After many hours, the train began to slowly move forward and they soon pulled into the station. But even at the station, the wait would be longer and she remembers seeing emergency vehicles out the window, and had a grim thought about the task that they were performing.
Once they were allowed to disembark, they did so on the south side of the tracks, which isn’t the normal procedure, she said.
It was about a quarter to 2 in the morning and her friend was there to meet her at the station. Only then did she realize she didn’t have her key and she ended up making her way to a Kewanee motel. A computer issue at the hotel meant she didn’t get into a room until nearly 3 a.m.
At the motel desk, the receptionist filled her in on what was being reported locally on Facebook. It wouldn’t be until the next day that Kewanee police would release a statement confirming that a 40-year-old Kewanee man, lying on the tracks just north of Cernovich’s Scrap Yard, had been struck by the train.

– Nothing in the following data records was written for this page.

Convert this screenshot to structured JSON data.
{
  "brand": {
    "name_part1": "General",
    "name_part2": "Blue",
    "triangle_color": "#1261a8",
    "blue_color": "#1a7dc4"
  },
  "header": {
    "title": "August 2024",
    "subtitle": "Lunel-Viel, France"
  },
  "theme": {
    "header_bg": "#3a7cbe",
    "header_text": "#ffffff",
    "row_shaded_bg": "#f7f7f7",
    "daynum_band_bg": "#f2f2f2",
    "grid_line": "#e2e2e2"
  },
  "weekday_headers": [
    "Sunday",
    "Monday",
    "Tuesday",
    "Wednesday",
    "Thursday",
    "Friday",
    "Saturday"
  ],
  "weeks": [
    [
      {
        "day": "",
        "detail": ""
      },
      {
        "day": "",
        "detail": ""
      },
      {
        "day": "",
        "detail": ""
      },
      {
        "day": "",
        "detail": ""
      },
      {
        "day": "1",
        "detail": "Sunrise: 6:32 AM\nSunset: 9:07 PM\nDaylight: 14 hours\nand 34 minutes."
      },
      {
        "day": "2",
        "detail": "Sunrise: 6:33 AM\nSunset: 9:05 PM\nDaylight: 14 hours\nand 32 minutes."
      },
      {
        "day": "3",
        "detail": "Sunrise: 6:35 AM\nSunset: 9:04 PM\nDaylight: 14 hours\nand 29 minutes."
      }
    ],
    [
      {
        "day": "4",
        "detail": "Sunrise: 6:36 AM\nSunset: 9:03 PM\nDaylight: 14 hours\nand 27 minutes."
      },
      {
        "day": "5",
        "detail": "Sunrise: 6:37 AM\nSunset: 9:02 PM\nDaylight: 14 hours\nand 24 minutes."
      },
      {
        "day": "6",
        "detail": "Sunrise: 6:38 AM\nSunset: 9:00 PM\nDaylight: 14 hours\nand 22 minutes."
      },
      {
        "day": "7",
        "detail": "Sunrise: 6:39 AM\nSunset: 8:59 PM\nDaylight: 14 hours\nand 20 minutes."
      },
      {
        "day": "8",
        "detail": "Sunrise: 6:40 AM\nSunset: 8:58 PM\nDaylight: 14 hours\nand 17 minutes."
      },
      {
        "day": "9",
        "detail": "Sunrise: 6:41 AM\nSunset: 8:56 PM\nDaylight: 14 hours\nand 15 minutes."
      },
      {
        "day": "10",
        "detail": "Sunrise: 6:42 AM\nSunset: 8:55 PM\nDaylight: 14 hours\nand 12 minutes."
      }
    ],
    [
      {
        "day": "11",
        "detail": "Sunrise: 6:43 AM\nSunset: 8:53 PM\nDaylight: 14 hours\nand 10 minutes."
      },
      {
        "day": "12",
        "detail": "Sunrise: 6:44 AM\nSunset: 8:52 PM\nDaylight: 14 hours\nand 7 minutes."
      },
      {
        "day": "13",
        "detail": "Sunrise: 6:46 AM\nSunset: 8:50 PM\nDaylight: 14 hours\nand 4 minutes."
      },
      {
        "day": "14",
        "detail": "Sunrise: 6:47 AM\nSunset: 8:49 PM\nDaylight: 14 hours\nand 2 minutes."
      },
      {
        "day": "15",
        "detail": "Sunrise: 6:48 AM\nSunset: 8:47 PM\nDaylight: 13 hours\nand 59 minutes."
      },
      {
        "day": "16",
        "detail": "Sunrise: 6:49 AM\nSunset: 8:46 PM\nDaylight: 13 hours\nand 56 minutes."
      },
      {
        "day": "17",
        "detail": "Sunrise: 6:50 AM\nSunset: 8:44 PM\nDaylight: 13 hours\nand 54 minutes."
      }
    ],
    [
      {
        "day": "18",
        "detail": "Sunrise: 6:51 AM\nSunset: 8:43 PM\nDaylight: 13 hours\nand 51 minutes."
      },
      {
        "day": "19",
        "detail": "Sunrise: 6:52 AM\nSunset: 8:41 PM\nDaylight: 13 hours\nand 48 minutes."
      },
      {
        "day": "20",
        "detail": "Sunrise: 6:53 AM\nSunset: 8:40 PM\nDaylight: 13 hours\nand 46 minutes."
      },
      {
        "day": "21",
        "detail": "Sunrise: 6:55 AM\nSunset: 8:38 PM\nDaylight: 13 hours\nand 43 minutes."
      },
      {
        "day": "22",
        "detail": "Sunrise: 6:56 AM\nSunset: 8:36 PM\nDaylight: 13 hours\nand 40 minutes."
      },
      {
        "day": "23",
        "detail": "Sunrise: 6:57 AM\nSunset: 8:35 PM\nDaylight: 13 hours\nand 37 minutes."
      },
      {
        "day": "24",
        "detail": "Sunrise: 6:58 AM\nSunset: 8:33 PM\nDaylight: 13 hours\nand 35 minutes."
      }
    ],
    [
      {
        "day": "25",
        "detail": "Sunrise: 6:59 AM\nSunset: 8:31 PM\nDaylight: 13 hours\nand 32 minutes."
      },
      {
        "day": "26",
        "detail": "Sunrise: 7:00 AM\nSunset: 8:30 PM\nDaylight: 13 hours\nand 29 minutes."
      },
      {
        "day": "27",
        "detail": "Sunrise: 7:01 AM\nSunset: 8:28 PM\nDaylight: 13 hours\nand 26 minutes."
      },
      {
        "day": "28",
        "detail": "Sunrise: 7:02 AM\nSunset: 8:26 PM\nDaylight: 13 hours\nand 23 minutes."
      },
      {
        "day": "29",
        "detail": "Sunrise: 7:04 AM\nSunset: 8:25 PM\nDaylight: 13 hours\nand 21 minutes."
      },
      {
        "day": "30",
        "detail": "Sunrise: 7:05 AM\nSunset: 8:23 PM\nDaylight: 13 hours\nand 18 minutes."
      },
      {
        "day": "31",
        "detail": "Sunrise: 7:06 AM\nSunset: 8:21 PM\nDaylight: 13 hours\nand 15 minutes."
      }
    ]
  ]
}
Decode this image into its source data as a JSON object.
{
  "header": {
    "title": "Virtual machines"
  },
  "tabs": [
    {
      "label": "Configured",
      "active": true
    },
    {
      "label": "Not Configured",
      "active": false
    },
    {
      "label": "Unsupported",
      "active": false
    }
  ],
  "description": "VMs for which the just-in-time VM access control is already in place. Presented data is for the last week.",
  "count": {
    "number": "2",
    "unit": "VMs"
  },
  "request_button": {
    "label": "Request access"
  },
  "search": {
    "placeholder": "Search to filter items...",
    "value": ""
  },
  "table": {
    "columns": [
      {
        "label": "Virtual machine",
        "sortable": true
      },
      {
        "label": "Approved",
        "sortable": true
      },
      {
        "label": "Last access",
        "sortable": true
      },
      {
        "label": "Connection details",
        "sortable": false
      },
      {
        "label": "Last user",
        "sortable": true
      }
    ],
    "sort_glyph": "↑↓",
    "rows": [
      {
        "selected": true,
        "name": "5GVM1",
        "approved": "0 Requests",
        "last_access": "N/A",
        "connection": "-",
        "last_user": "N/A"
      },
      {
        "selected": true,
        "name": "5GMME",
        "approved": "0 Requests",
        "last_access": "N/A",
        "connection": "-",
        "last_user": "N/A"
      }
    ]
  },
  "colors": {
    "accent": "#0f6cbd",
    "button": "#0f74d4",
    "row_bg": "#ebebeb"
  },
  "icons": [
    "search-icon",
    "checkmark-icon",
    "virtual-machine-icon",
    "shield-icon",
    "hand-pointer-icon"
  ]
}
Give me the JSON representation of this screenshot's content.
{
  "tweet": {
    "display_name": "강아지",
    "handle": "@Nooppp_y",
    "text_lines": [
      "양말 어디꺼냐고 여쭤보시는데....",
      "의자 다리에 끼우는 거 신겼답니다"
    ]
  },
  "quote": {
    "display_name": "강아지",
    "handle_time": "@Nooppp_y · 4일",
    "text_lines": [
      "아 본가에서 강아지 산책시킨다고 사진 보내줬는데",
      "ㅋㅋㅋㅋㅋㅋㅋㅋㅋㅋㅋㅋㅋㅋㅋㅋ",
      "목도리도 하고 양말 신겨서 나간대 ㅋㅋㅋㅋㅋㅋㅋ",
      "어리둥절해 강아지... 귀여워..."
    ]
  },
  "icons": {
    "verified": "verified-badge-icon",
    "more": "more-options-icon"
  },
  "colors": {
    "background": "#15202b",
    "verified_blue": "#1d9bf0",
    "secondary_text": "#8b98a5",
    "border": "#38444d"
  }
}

Two days later, the Kewanee police and Henry County coroner would confirm the man’s identity as Lukas McCullough. The incident remains under investigation.
Fulton said after getting to Kewanee, she still thought about all of the passengers and children who had spent five hours on the train and whose rides weren’t finished. Many of the passengers were traveling to Quincy, she said.
For Fulton, she still thinks about that night and all of the people affected and will probably always do so.
“It’s a train ride I will always remember,” she said.